Sono moltissime le professioni che richiedono di indossare obbligatoriamente una divisa o un abito da lavoro. Di norma, l’acquisto e la manutenzione tramite il lavaggio è personale o è il datore di lavoro a doversi accollare la spesa?

Questo è un punto da chiarire assolutamente, anche perché molti lavoratori pensano di dover provvedere loro alla pulizia e all’igiene della loro uniforme senza considerare certi aspetti. Questo può interessare il personale alberghiero e del settore della ristorazione, ma anche le commesse, chi lavora in fabbrica, le guardie giurate e i lavoratori che sono obbligati a indossare camici o altri indumenti protettivi.

Quando vige obbligo di divisa al lavoro

C’è da sottolineare che non esiste nessuna legge che obbliga un lavoratore a indossare una divisa, ovviamente parlando del settore privato. Questo obbligo può essere imposto dal datore di lavoro qualora il contratto lo preveda, ma se si limita come richiesta a un abbigliamento sobrio o elegante, sarà il lavoratore stesso a dover provvedere a comprare questo tipo di abiti.

Di solito, si richiede decoro a chi lavora in ufficio, camicia e pantaloni con sopra una giacca per gli uomini, tailleur o abbigliamento in stile classico per le donne. Da evitare quindi scollature, pantaloni cortissimi e canotte da spiaggia. Come scarpe, meglio quelle classiche, mentre le scarpe da ginnastica sono ammesse nel settore della ristorazione e deli servizi alla persona, meno negli uffici e nei negozi di abbigliamento.

Le cose cambiano quando si tratta di una divisa specifica. L’obbligo di acquisto di questi particolari abiti cade sul datore di lavoro qualora l’abbigliamento viene imposto per ragioni di sicurezza e protezione durante la prestazione, quindi può essere equiparato ai dpi, dispositivi di protezione individuale.

Se l’obbligo di indossare una divisa è imposto per una questione di organizzazione dell’azienda in ambito gerarchico, a meno che non determini discriminazioni, l’uniforme non deve pesare assolutamente sui lavoratori in termini economici.

Tempistiche del cambio al lavoro

Si tratta spesso questo argomento nelle aule di tribunale amministrativo e civile, in quanto molti datori di lavoro trovano scorretto che alcuni lavoratori non siano già pronti per lavorare, ovvero con la divisa già indossata, o che il lavoratore si veda tolto in busta paga il tempo del cambio vestiti.
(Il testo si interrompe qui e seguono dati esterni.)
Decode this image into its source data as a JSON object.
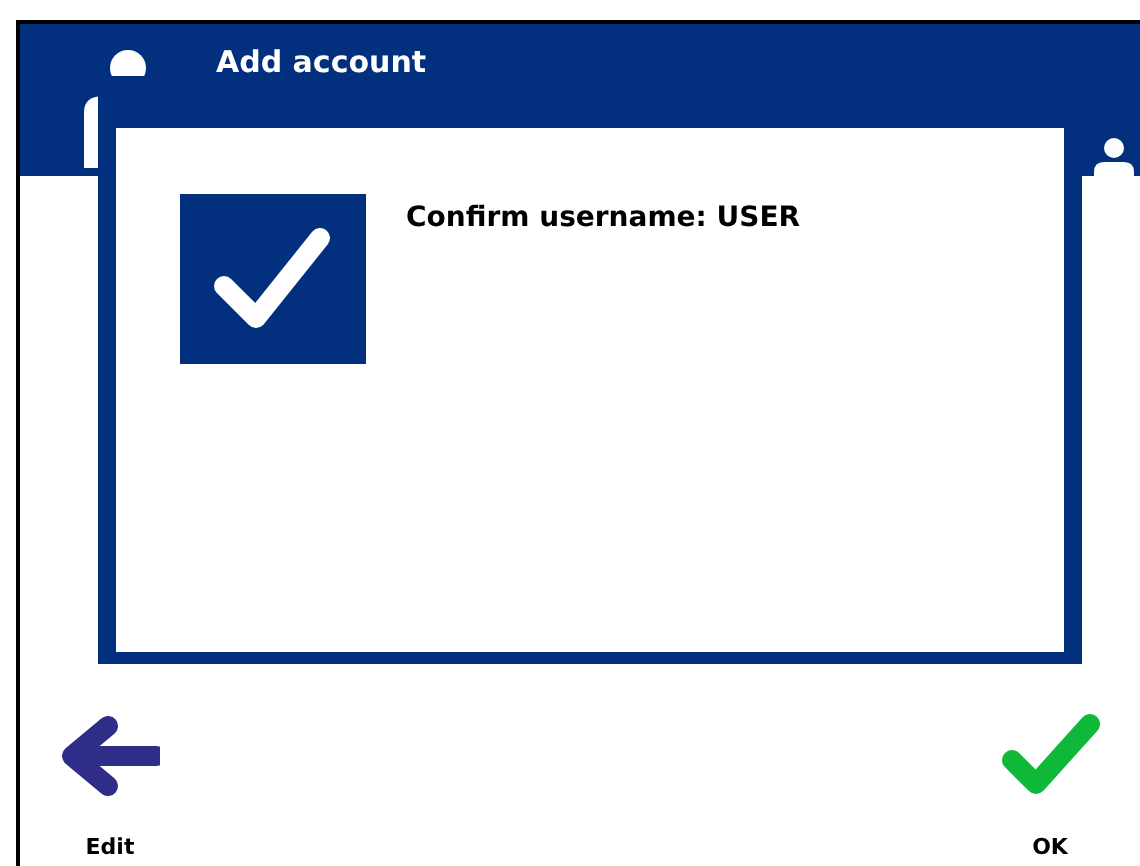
{
  "header": {
    "title": "Add account"
  },
  "dialog": {
    "message": "Confirm username: USER"
  },
  "footer": {
    "buttons": [
      {
        "kind": "back",
        "label": "Edit"
      },
      {
        "kind": "confirm",
        "label": "OK"
      }
    ]
  }
}
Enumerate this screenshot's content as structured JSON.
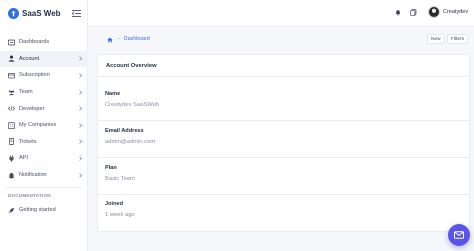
{
  "brand": {
    "name": "SaaS Web"
  },
  "sidebar": {
    "items": [
      {
        "label": "Dashboards",
        "icon": "dashboard-icon",
        "active": false,
        "has_chevron": false
      },
      {
        "label": "Account",
        "icon": "user-icon",
        "active": true,
        "has_chevron": true
      },
      {
        "label": "Subscription",
        "icon": "card-icon",
        "active": false,
        "has_chevron": true
      },
      {
        "label": "Team",
        "icon": "team-icon",
        "active": false,
        "has_chevron": true
      },
      {
        "label": "Developer",
        "icon": "code-icon",
        "active": false,
        "has_chevron": true
      },
      {
        "label": "My Companies",
        "icon": "building-icon",
        "active": false,
        "has_chevron": true
      },
      {
        "label": "Tickets",
        "icon": "ticket-icon",
        "active": false,
        "has_chevron": true
      },
      {
        "label": "API",
        "icon": "plug-icon",
        "active": false,
        "has_chevron": true
      },
      {
        "label": "Notification",
        "icon": "bell-icon",
        "active": false,
        "has_chevron": true
      }
    ],
    "section_title": "DOCUMENTATION",
    "bottom_items": [
      {
        "label": "Getting started",
        "icon": "rocket-icon"
      }
    ]
  },
  "topbar": {
    "user_name": "Creatydev",
    "icons": [
      "bell-icon",
      "document-icon",
      "avatar"
    ]
  },
  "breadcrumb": {
    "home_icon": "home-icon",
    "current": "Dashboard"
  },
  "actions": {
    "new_label": "New",
    "filters_label": "Filters"
  },
  "card": {
    "title": "Account Overview",
    "fields": [
      {
        "label": "Name",
        "value": "Creatydev SaaSWeb"
      },
      {
        "label": "Email Address",
        "value": "admin@admin.com"
      },
      {
        "label": "Plan",
        "value": "Basic Team"
      },
      {
        "label": "Joined",
        "value": "1 week ago"
      }
    ]
  },
  "fab": {
    "icon": "mail-icon"
  },
  "colors": {
    "accent": "#3c6fe0",
    "fab": "#5a55e8",
    "brand": "#2f6fe4"
  }
}
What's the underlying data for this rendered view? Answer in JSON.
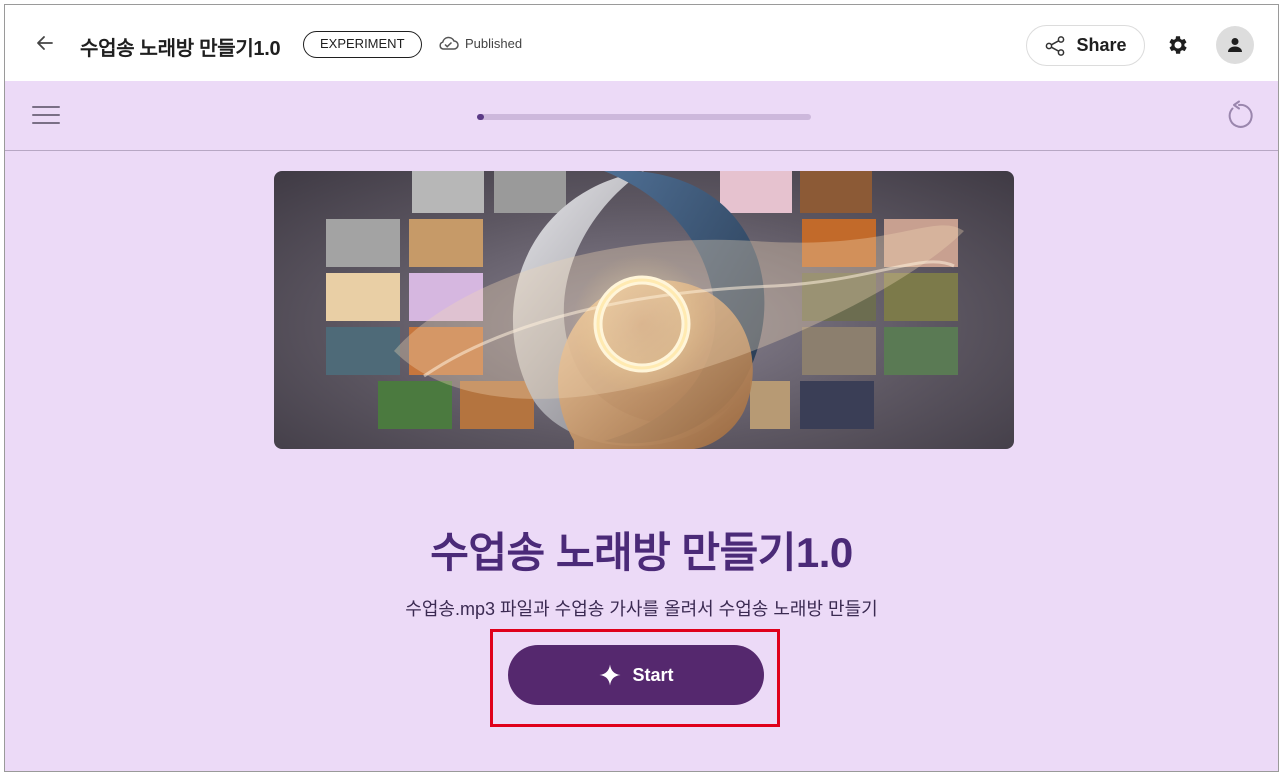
{
  "header": {
    "title": "수업송 노래방 만들기1.0",
    "badge": "EXPERIMENT",
    "status": "Published",
    "share_label": "Share",
    "icons": [
      "back-arrow-icon",
      "cloud-icon",
      "share-icon",
      "gear-icon",
      "account-icon"
    ]
  },
  "toolbar": {
    "icons": [
      "hamburger-menu-icon",
      "restart-icon"
    ],
    "progress": 0.02
  },
  "hero_image": {
    "description_icon": "collage-of-media-thumbnails-around-swirling-ring"
  },
  "main": {
    "title": "수업송 노래방 만들기1.0",
    "description": "수업송.mp3 파일과 수업송 가사를 올려서 수업송 노래방 만들기",
    "start_label": "Start"
  },
  "colors": {
    "canvas_bg": "#ecdaf7",
    "title_color": "#4b2a78",
    "button_bg": "#55286e",
    "highlight_border": "#e0001b"
  }
}
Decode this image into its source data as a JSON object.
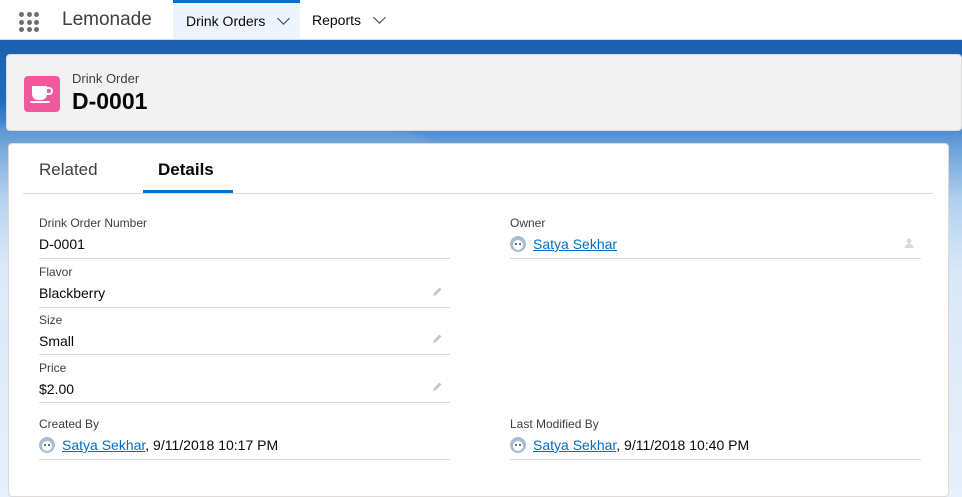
{
  "app": {
    "name": "Lemonade"
  },
  "nav": {
    "tabs": [
      {
        "label": "Drink Orders",
        "active": true
      },
      {
        "label": "Reports",
        "active": false
      }
    ]
  },
  "header": {
    "object_type": "Drink Order",
    "record_name": "D-0001",
    "icon": "cup-icon",
    "icon_color": "#f2599c"
  },
  "detail_tabs": [
    {
      "label": "Related",
      "active": false
    },
    {
      "label": "Details",
      "active": true
    }
  ],
  "fields": {
    "order_number": {
      "label": "Drink Order Number",
      "value": "D-0001"
    },
    "owner": {
      "label": "Owner",
      "value": "Satya Sekhar"
    },
    "flavor": {
      "label": "Flavor",
      "value": "Blackberry"
    },
    "size": {
      "label": "Size",
      "value": "Small"
    },
    "price": {
      "label": "Price",
      "value": "$2.00"
    },
    "created_by": {
      "label": "Created By",
      "user": "Satya Sekhar",
      "date": ", 9/11/2018 10:17 PM"
    },
    "last_modified_by": {
      "label": "Last Modified By",
      "user": "Satya Sekhar",
      "date": ", 9/11/2018 10:40 PM"
    }
  },
  "colors": {
    "brand_blue": "#0070d2",
    "link": "#006dcc"
  }
}
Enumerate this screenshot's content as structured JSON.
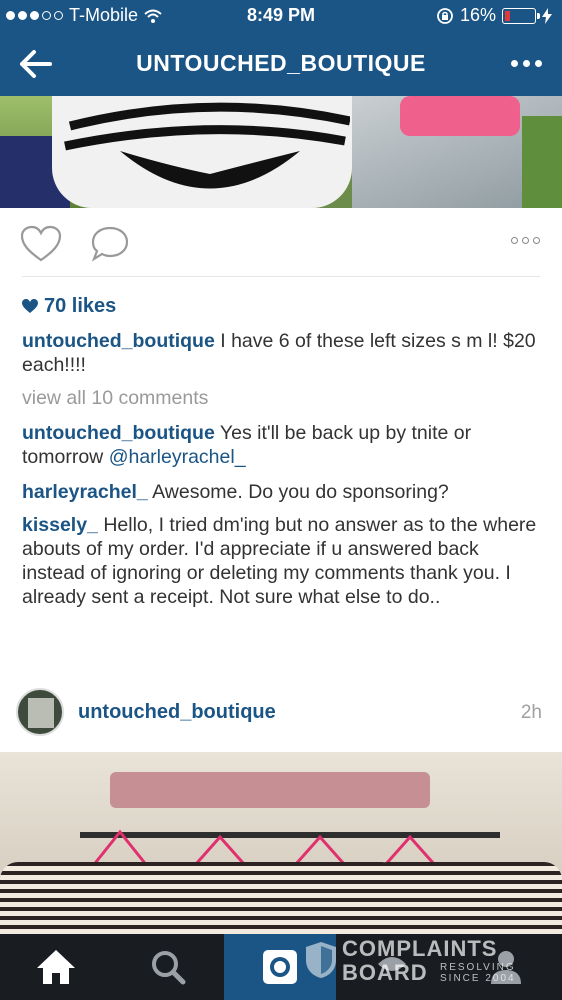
{
  "status_bar": {
    "carrier": "T-Mobile",
    "time": "8:49 PM",
    "battery": "16%",
    "battery_level": 0.16
  },
  "header": {
    "title": "UNTOUCHED_BOUTIQUE"
  },
  "post1": {
    "likes": "70 likes",
    "caption_user": "untouched_boutique",
    "caption_text": " I have 6 of these left sizes s m l! $20 each!!!!",
    "view_all": "view all 10 comments",
    "comments": [
      {
        "user": "untouched_boutique",
        "text": " Yes it'll be back up by tnite or tomorrow ",
        "mention": "@harleyrachel_"
      },
      {
        "user": "harleyrachel_",
        "text": " Awesome. Do you do sponsoring?",
        "mention": ""
      },
      {
        "user": "kissely_",
        "text": " Hello, I tried dm'ing but no answer as to the where abouts of my order. I'd appreciate if u answered back instead of ignoring or deleting my comments thank you. I already sent a receipt. Not sure what else to do..",
        "mention": ""
      }
    ]
  },
  "post2": {
    "username": "untouched_boutique",
    "age": "2h"
  },
  "tab_bar": {
    "tabs": [
      "home-icon",
      "search-icon",
      "camera-icon",
      "activity-icon",
      "profile-icon"
    ]
  },
  "watermark": {
    "line1": "COMPLAINTS",
    "line2": "BOARD",
    "line3": "RESOLVING",
    "line4": "SINCE 2004"
  },
  "colors": {
    "brand": "#1b5585",
    "tabbar": "#191d22"
  }
}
In realtà, questo non vale per tutti: nell’ambito della ristorazione, ad esempio, bisogna osservare anche le norme HACCP e cambiarsi in uno spogliatoio apposito, in cui riporre grembiuli, cappelli, mascherine e casacche varie, puliti e incontaminati da sporcizia esterna.

I giudici, comunque, hanno stabilito spesso che il tempo impiegato dagli dipendenti per indossare la loro divisa debba essere conteggiato nell’orario di lavoro, in quanto è un passaggio fondamentale per la prestazione. Quindi, il capo non può pretendere di avere dei dipendenti che si rechino alla propria postazione di lavoro già cambiati, anche perché l’uniforme è imposta solamente durante l’orario di lavoro.

Lavaggio abiti di lavoro

Infine, il nodo fondamentale: sono i dipendenti che devono lavare la divisa, oppure è una spesa che si deve accollare il datore di lavoro? Per legge, spetterebbe al titolare d’azienda provvedere al lavaggio e alla manutenzione delle tute da lavoro e alle divise in generale.

Tuttavia, almeno in Italia, è una legge che non trova applicazione, neanche nel settore pubblico. In realtà, è più semplice che siano i dipendenti a lavarsi le loro uniformi e le loro tute come meglio credono, ma avrebbero diritto a un rimborso spese.